Ways to combat red flags
Monitor the managers. Coach the managers. Hold meetings with the managers’ direct reports—so-called skip-level meetings—to gauge how people are feeling. Encourage managers to share more about their own lives with their team and to show interest in others’ lives. And pay especially close attention when you reorganize or when a new manager arrives.
Talk about career options. Make it routine for managers to discuss the ways they have moved around in their careers. Determine who has been in a role for more than three years, and investigate. It is useful to encourage broadening experiences like projects, task forces, training programs, charitable events, and employee resource groups to help people get unstuck. Finally, make promotion more transparent, including the processes, criteria, and timelines.
Insist on strong development plans for each team member. Help managers give actionable feedback. Coach managers on how to create great development plans that have substance, are measurable, and will make a real difference. Communicate the process to everyone in your organization, and encourage everyone to talk about what they are working on so that continual development becomes a norm. In addition to promotion paths, focus on development and growth.
Talk about real examples of resilience. Because well-being is on employees’ minds, it is vital that managers check in on how their teams are doing and take appropriate action. Coach people on how to say no in ways that won’t damage their reputations. Consider prohibiting emails outside of business hours, as has been adopted in Portugal. If you have started to limit hours for sending email or set times when no meetings can be held, make sure your managers and their direct reports follow those directives. Encourage employees to find moments in the day for something they enjoy as a way to refresh and renew their energy.

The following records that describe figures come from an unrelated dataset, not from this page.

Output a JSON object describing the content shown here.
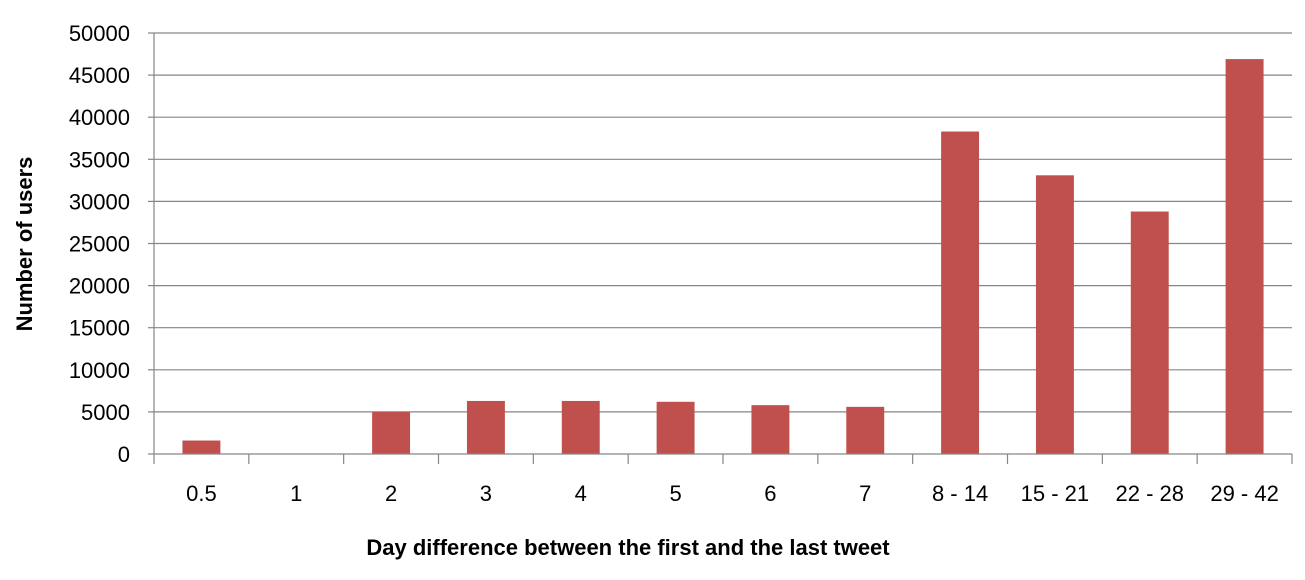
{
  "chart_data": {
    "type": "bar",
    "title": "",
    "xlabel": "Day difference between the first and the last tweet",
    "ylabel": "Number of users",
    "categories": [
      "0.5",
      "1",
      "2",
      "3",
      "4",
      "5",
      "6",
      "7",
      "8 - 14",
      "15 - 21",
      "22 - 28",
      "29 - 42"
    ],
    "values": [
      1600,
      0,
      5000,
      6300,
      6300,
      6200,
      5800,
      5600,
      38300,
      33100,
      28800,
      46900
    ],
    "ylim": [
      0,
      50000
    ],
    "yticks": [
      0,
      5000,
      10000,
      15000,
      20000,
      25000,
      30000,
      35000,
      40000,
      45000,
      50000
    ],
    "grid": true,
    "legend": "none",
    "colors": {
      "bar": "#C0504D",
      "grid": "#868686"
    }
  }
}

Keep a close eye on key diverse talent. Employees from underrepresented groups at your company need extra support, in part because they often lack the mentorship and sponsorship that others take for granted. Provide wisdom on navigating careers, creating good development plans, and handling the inevitable setbacks that happen in every career. Don’t wait until something goes wrong to begin these discussions, because the message will be discounted at that point.

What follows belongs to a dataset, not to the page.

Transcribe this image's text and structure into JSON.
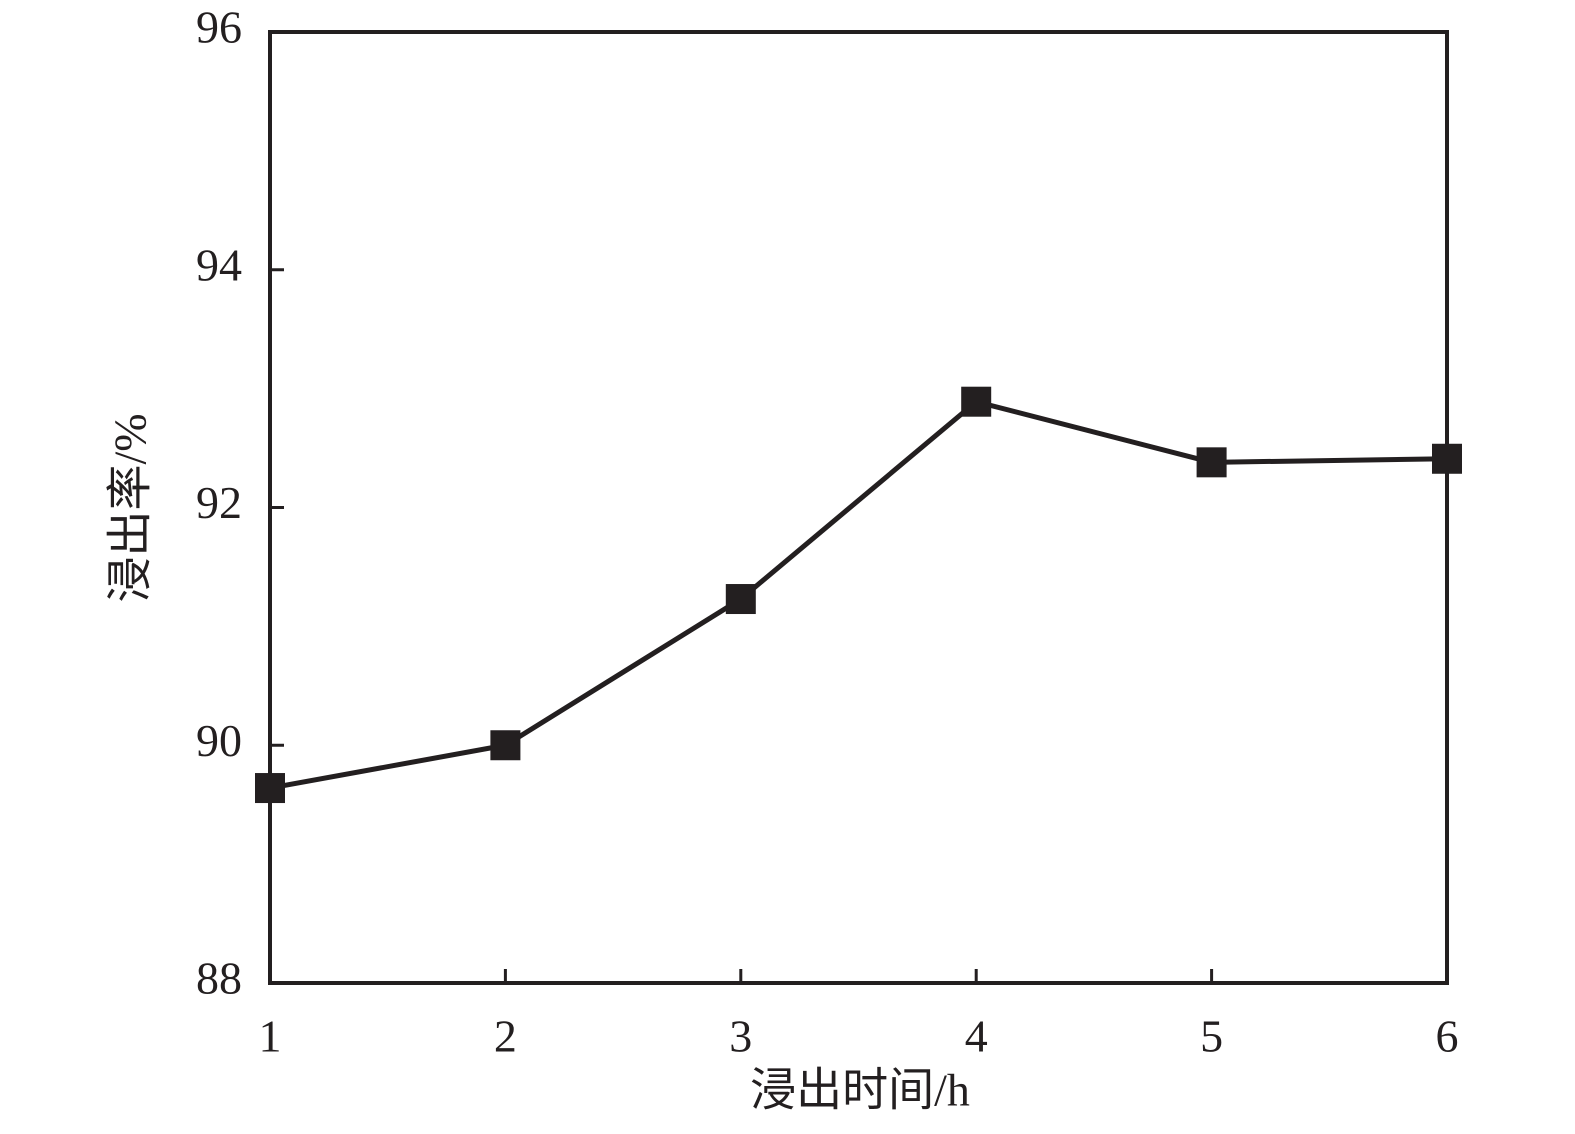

Had Linda’s managers taken just a few of these steps, she would very likely still be in the company. A bit more appreciation for what she was contributing, a little less push for more from her new manager, and more substantive discussion of what she might consider next would have made a huge difference to her.
In the best of times, it can be a challenge to retain people. But today, as employees grapple with pressure and opportunities, it’s vital for companies to go the extra mile to make sure they continue to be attractive to the people they’ve already recruited and trained. Focusing on how managers relate to their teams and how the organization creates career plans and practices development is essential. But ultimately, it’s about treating people as complex individuals. Helping people manage through the inevitable ups and downs of careers and juggle their personal lives and ambitions with work imperatives and goals will encourage more employees to stay longer.